When I start to have irrational fears about something being wrong. I have to get used to the fact that Kong is often very quiet/still when I first wake up... it obviously takes him/her a while to wake up with me, but s/he always ends up kicking around a few minutes after I'm fully awake. But this morning I totally was like, "s/he's too still! Something is wrong!"
And then later, I went shopping and I had DD in a ring sling on my hip for a while, and afterward I had some super weird pains... freaked out again!
Then this afternoon all of a sudden I swear my belly felt smaller. TOTALLY irrational.

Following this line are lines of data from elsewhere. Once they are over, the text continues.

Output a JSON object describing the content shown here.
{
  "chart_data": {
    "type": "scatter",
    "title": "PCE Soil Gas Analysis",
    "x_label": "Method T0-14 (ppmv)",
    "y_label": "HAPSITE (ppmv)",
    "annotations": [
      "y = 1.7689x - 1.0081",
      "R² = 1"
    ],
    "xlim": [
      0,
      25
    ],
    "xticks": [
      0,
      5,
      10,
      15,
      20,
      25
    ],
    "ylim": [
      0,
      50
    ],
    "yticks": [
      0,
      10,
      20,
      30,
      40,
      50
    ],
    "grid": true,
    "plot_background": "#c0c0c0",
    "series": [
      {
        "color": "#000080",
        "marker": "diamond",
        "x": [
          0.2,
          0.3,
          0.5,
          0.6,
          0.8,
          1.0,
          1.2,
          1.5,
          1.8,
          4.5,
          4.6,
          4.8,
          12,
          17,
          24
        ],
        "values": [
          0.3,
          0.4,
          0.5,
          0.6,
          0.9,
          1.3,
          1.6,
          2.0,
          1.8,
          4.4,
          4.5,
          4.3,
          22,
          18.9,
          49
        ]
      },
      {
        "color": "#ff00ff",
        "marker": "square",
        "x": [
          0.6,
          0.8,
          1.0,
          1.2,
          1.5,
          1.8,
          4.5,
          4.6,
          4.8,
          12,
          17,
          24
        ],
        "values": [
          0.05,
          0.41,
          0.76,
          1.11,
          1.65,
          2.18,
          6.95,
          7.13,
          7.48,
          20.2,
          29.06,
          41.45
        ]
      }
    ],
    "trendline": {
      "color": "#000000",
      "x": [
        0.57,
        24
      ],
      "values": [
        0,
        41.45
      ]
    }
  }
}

I'm not due for another doc appt until the end of next week, but I think I will go early the next week (so like on the 27th) so I can see the doc I like. Honestly, I also am really looking forward to just being back in the States- I will probably feel more settled then, because if something were to happen now here, I'd end up in Bangkok which is not what I want. But I guess, I also feel like I'm just ready for those more frequent appts as well... it's weird- for as much as I'm a low-intervention kind of mamma when it comes to labor and birth, I like having frequent check-ups during pregnancy, even though, rationally, I know that everything is fine, and I don't really have any reason to worry. Maybe I'm also feeling anxious because I still haven't met the midwife that will care for me and baby for the last 1/3 of my pregnancy.
Like I said... mostly irrational... and I hate it! I hate worrying for no good reason.